This diary will be difficult going and will challenge your fundamental American and liberal sensibilities. The inevitable conclusion of what I am to describe will be the regulation and if necessary the suppression of churches in Africa and the banning of evangelical christian “missionaries” or ministers from travelling either to or from Africa to the US and Europe.

The unfortunate fact is that evangelical chrisitanity has been overlaid on traditional African belief systems and has produced a number of splinter churches which sanction the abuse and killing of children. Today in Britain three people were convicted of severe abuse of a girl who was lucky to survive, another died a five years ago. Both were beaten in the belief they were witches, based on the teachings of these churches.
This BBC report about the reactions of the National Society for the Prevention of Cruelty to Children (NSPCC) gives a very brief idea of the abuse suffered by the child in today’s case.

The child, who is now 10, described how she was put into a zip-up laundry bag and told she would be “thrown away” into a river.

The abuse she suffered began in 2003 when a boy told his mother that the girl had been using witchcraft.

The cruelty she was subjected to included being cut with a knife and being beaten with a belt and shoe.

The orphan, who was brought to Britain in 2002 by her 38-year-old aunt from Angola after her parents died, also had chilli peppers rubbed in her eyes to “beat the devil out of her” at a flat in Hackney, east London.

Child protection workers in the area of London this happened in know of at least four other cases locally where such abuses are suspected.

The situation is on two levels. One is the dellusional beliefs of the carers and the other are the splinter churches which prey on the minds and pocket books of those vulnerable to their preaching. What these pastors seem to promise is material attainment for the poorest and miracle cures for the sick and “possessed”. Other cases that have come to light in the UK are barren women being taken to Africa to “give birth” to miracle children who share no DNA markers with the supposed parents. In other congregations, members hand over large sums of money in the hope that they will receive the same riches the pastor has.
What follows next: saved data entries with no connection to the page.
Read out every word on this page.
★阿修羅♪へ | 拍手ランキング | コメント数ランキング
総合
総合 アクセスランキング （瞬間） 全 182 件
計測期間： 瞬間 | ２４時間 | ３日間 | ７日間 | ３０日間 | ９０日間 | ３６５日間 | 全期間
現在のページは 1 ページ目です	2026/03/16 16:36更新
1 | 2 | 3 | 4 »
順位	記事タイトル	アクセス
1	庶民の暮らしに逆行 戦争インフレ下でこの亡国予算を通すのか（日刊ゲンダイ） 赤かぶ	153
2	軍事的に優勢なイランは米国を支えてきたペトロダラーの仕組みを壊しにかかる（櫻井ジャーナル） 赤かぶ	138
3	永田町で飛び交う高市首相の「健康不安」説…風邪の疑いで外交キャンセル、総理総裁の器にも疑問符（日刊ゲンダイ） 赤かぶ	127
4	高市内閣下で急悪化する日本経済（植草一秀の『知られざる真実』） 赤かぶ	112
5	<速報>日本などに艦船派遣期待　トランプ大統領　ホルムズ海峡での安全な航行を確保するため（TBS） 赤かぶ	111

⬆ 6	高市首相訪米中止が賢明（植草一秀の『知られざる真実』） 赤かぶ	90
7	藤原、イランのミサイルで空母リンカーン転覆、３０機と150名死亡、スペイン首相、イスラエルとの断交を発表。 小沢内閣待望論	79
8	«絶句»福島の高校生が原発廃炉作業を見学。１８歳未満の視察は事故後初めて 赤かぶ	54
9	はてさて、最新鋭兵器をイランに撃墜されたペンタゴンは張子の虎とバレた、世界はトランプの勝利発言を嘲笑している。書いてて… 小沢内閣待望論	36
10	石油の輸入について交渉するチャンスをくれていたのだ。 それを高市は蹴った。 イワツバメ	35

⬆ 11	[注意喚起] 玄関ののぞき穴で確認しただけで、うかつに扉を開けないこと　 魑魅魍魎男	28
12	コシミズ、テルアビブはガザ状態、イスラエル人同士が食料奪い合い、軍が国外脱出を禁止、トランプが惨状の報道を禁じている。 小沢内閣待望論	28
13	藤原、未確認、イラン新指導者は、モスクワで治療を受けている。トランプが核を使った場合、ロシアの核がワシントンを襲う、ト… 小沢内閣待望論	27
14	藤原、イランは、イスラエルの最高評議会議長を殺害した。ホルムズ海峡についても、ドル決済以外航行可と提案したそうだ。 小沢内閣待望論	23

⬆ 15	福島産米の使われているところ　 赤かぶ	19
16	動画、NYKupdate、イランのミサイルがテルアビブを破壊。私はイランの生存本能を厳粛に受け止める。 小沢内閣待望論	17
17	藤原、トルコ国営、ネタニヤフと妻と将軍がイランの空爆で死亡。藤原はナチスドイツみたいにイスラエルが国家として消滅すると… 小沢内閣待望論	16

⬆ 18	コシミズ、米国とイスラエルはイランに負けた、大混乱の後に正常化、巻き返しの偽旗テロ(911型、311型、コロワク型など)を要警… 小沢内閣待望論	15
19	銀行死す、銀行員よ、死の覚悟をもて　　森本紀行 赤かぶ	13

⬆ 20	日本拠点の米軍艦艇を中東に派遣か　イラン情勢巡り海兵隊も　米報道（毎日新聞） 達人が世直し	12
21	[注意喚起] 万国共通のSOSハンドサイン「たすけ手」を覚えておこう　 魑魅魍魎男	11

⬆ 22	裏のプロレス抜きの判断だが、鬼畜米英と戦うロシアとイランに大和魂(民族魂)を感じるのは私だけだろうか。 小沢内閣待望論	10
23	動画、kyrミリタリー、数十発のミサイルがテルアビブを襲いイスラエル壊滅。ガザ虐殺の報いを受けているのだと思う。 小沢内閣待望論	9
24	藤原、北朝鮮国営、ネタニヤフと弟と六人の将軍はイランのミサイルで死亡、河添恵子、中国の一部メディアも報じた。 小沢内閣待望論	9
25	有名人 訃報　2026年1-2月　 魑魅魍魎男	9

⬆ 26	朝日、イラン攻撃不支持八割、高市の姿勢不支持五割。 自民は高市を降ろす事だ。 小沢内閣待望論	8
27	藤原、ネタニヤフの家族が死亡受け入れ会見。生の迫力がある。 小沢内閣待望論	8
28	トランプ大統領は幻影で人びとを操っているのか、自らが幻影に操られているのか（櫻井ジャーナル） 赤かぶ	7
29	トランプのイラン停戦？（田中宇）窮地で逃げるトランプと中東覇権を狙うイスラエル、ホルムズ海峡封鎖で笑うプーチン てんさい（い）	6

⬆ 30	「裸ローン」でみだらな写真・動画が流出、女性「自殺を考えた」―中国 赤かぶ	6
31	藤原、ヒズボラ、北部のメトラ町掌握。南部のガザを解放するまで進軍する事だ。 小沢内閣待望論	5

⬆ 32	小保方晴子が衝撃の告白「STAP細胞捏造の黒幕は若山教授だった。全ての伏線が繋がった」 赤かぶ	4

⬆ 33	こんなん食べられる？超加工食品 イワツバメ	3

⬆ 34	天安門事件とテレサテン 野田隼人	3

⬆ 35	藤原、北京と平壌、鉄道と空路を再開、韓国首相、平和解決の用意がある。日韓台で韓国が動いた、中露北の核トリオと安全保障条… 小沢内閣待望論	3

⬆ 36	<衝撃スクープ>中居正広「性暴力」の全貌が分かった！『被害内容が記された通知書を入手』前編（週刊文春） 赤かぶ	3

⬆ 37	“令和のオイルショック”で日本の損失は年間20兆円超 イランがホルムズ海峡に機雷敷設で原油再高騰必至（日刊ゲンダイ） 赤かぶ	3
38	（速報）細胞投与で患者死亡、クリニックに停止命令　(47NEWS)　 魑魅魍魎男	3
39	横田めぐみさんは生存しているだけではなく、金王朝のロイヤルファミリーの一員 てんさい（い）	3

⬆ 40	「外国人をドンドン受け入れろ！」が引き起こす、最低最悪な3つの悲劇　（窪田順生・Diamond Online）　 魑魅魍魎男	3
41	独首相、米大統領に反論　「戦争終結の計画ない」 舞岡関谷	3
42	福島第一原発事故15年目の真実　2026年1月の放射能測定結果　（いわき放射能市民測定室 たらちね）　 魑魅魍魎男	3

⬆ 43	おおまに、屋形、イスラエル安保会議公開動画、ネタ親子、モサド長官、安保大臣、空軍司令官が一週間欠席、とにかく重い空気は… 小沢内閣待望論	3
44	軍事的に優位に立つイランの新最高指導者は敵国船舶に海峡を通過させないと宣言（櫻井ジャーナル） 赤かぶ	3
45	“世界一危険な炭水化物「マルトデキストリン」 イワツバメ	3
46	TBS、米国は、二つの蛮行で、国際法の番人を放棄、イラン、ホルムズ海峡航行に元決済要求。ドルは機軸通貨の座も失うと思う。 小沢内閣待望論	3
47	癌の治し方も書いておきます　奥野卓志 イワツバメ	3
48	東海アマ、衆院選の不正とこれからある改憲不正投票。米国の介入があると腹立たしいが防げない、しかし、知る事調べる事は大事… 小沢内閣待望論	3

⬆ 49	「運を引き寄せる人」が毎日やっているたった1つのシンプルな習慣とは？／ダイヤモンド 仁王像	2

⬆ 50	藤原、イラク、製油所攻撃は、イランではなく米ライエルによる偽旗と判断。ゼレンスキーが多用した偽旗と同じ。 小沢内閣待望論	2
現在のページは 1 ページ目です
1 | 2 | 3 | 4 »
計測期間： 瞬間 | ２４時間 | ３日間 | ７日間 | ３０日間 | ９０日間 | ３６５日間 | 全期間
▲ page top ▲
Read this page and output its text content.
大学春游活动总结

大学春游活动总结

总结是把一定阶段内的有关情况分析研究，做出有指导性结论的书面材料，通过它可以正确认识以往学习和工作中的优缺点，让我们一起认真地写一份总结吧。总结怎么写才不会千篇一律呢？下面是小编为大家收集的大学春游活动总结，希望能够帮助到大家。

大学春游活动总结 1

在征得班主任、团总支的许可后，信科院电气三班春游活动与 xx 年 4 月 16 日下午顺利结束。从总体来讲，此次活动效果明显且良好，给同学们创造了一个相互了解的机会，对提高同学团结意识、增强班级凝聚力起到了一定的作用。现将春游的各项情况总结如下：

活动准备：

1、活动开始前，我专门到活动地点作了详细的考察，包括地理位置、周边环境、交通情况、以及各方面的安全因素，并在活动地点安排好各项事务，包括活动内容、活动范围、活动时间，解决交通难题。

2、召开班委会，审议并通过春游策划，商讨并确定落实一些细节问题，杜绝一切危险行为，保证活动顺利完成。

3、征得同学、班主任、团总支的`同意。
If these seem familiar to Americans with any knowledge of the Bakers of other televangelists, they share the same roots. I am willing to freely assert these have nothing to do with any religion, let alone that of the carpenter from Nazareth, but everything to do with power, control and greed. While it is probably impossible to protect adults against their own gullibility, the question become how far it is necessary to restrict their religious liberties in order to protect the children. There do seem to be cultural peculiarities that means most of those involved are black Africans. Any legal restrictions are bound to affect that group more heavily than others.

If this seems a racist proposal, tough. I take my lead from the motto of one institution the girl would have been at and the inscription over another. Great Ormond Street Hospital for Children (GOSH) is world famous and she would have been in their area. JM Barrie bequeathed the rights to Peter Pan to the hospital so every time you buy that Disney video, a small amount goes to them. Their motto is “The Child, First and Always”. Over the doors of the Central Criminal Court (the Old Bailey) where the trial took place is written “Protect the children of the poor and punish the wrongdoer”. In these cases. those are the principles I work by.